Les six syndicats responsables des affiches anti-CAQ et anti-PLQ pourraient se voir imposer une amende de 2000 $ par la Ville.

Affiches préélectorales : 2000 $ d’amende pour chacun des syndicats

Les six syndicats responsables des affiches préélectorales anti-CAQ et anti-PLQ qui tapissent Sherbrooke depuis le 30 juillet pourraient se voir chacun imposer une amende de 2000 $ par la Ville, a appris jeudi La Tribune.

Jugeant que cet affichage massif contrevient toujours au règlement 13.1.4 sur les enseignes d’opinion qui sont interdites, la Ville de Sherbrooke a d’ailleurs formulé un nouvel avis à la coalition syndicale exigeant que les pancartes soient retirées en 72 heures.

Le décompte ayant débuté dès la réception de cet avis, soit mardi après-midi, le regroupement devra retirer les affiches d’ici vendredi. Si rien n’est fait, la Ville retirera elle-même les affiches et entend envoyer la facture à coalition. 

Le directeur du SCFP-Québec et porte-parole de la coalition, Marc Ranger, maintient que les syndicats sont dans leur bon droit. 

« On laisse nos affiches, établit-il. Il n’est pas question qu’on paie quoi que ce soit. Si la Ville veut prendre des procédures contre nous, on va aller en cour et on va faire invalider son règlement. Sherbrooke est le cas le plus clair de tous les règlements municipaux, son règlement va à l’encore de la Charte des droits et libertés. Une municipalité doit tenir compte de la liberté d’expression, et nous sommes dans le droit de poser des affiches d’opinion politique dans une période précédant la campagne électorale, où c’est permis pour les tiers. » 

La Ville ne devrait pas non plus imposer d’amendes individuellement aux syndicats participants, soutient M Ranger. « Nous sommes un regroupement », insiste-t-il.  

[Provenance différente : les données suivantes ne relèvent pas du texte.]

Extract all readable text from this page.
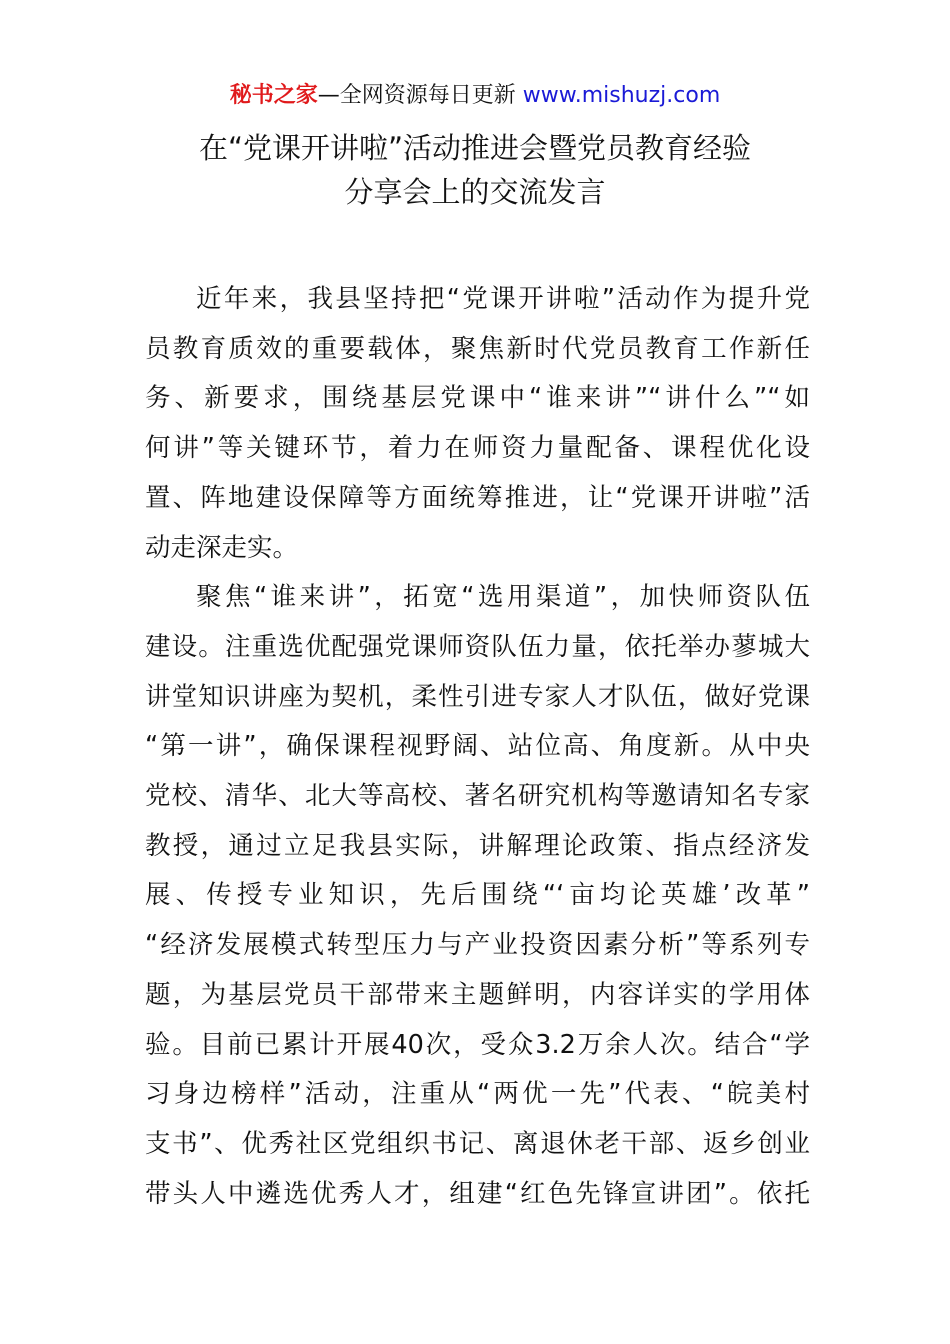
秘书之家—全网资源每日更新 www.mishuzj.com
在“党课开讲啦”活动推进会暨党员教育经验
分享会上的交流发言

近年来，我县坚持把“党课开讲啦”活动作为提升党
员教育质效的重要载体，聚焦新时代党员教育工作新任
务、新要求，围绕基层党课中“谁来讲”“讲什么”“如
何讲”等关键环节，着力在师资力量配备、课程优化设
置、阵地建设保障等方面统筹推进，让“党课开讲啦”活
动走深走实。

聚焦“谁来讲”，拓宽“选用渠道”，加快师资队伍
建设。注重选优配强党课师资队伍力量，依托举办蓼城大
讲堂知识讲座为契机，柔性引进专家人才队伍，做好党课
“第一讲”，确保课程视野阔、站位高、角度新。从中央
党校、清华、北大等高校、著名研究机构等邀请知名专家
教授，通过立足我县实际，讲解理论政策、指点经济发
展、传授专业知识，先后围绕“‘亩均论英雄’改革”
“经济发展模式转型压力与产业投资因素分析”等系列专
题，为基层党员干部带来主题鲜明，内容详实的学用体
验。目前已累计开展40次，受众3.2万余人次。结合“学
习身边榜样”活动，注重从“两优一先”代表、“皖美村
支书”、优秀社区党组织书记、离退休老干部、返乡创业
带头人中遴选优秀人才，组建“红色先锋宣讲团”。依托
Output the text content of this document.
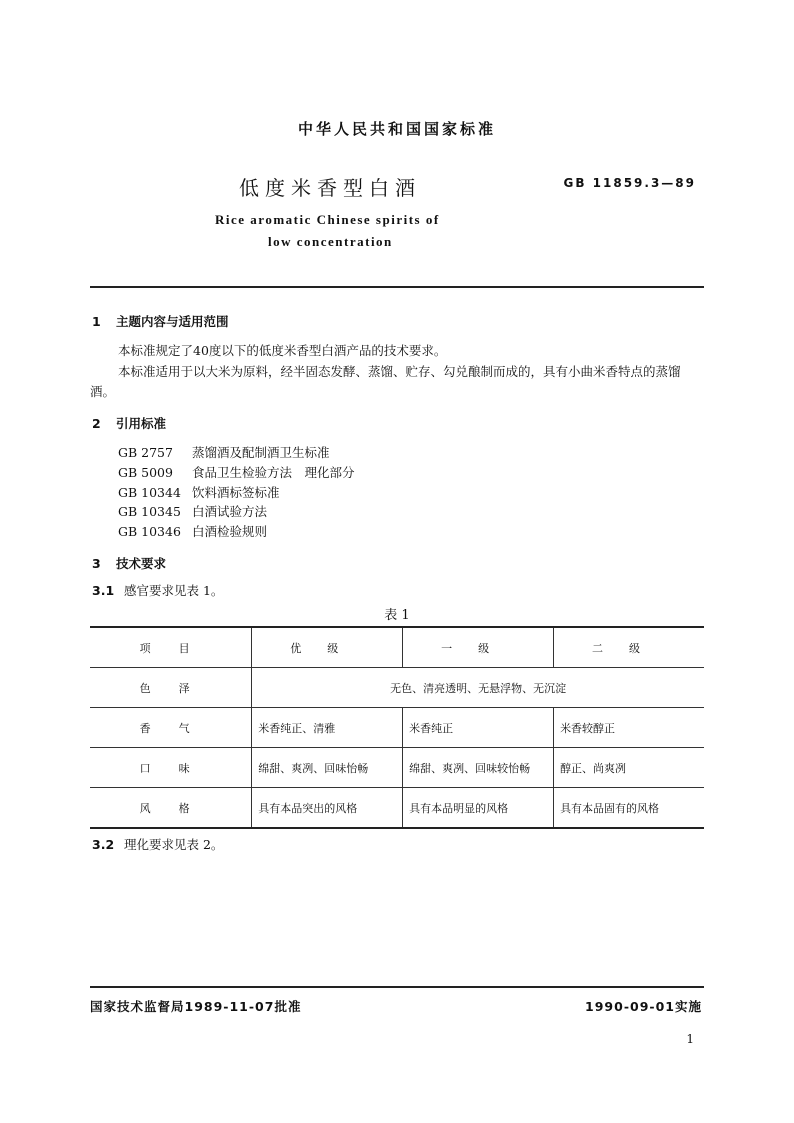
中华人民共和国国家标准
低度米香型白酒	GB 11859.3—89
Rice aromatic Chinese spirits of
low concentration
1 主题内容与适用范围
本标准规定了40度以下的低度米香型白酒产品的技术要求。
本标准适用于以大米为原料，经半固态发酵、蒸馏、贮存、勾兑酿制而成的，具有小曲米香特点的蒸馏酒。
2 引用标准
GB 2757 蒸馏酒及配制酒卫生标准
GB 5009 食品卫生检验方法　理化部分
GB 10344 饮料酒标签标准
GB 10345 白酒试验方法
GB 10346 白酒检验规则
3 技术要求
3.1 感官要求见表 1。
表 1
项目	优级	一级	二级
色泽	无色、清亮透明、无悬浮物、无沉淀		
香气	米香纯正、清雅	米香纯正	米香较醇正
口味	绵甜、爽冽、回味怡畅	绵甜、爽冽、回味较怡畅	醇正、尚爽冽
风格	具有本品突出的风格	具有本品明显的风格	具有本品固有的风格
3.2 理化要求见表 2。
国家技术监督局1989-11-07批准	1990-09-01实施
1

« C’est un show de boucane, poursuit-il. Il y a deux options : soit se parler, ou continuer à faire un spectacle. Moi j’aimerais bien avoir une discussion avec la Ville. Je vais les relancer avant la fin de l’ultimatum. À Laval, on a d’ailleurs obtenu la tenue d’une rencontre, qui se fera lundi. De nous amener en cour pour un règlement qui sera invalidé, c’est de faire dépenser de l’argent inutilement à nos citoyens. » 

Le 31 juillet, la Ville de Sherbrooke avait fait parvenir un premier avis au SCFP-Québec (membre de la coalition) réclamant qu’elles soient retirées en 72 heures. Cette dernière avait refusé de les retirer et avait répondu à la Ville avec une mise en demeure. 

 La campagne d’affichage a fait des remous dans la région de Montréal et à Québec. Des affiches ont dû être retirées, car elles contrevenaient aussi à la réglementation municipale. La question a été amenée devant la chambre civile de la Cour du Québec mardi. Le regroupement était toujours en attente du jugement de la juge France Bergeron jeudi après-midi. 

Selon M. Ranger, on compte environ 200 reproductions de ces affiches à Sherbrooke.

La coalition inclut le Syndicat canadien de la fonction publique (SCFP), le Syndicat des métallos, le Syndicat canadien des employées et employés professionnels-les et de bureau (SEPB), l’Association internationale des machinistes et des travailleurs et travailleuses de l’aérospatiale (AIMTA), l’Alliance de la fonction publique du Canada (AFPC) et le Syndicat québécois des employées et employés de service (SQEES).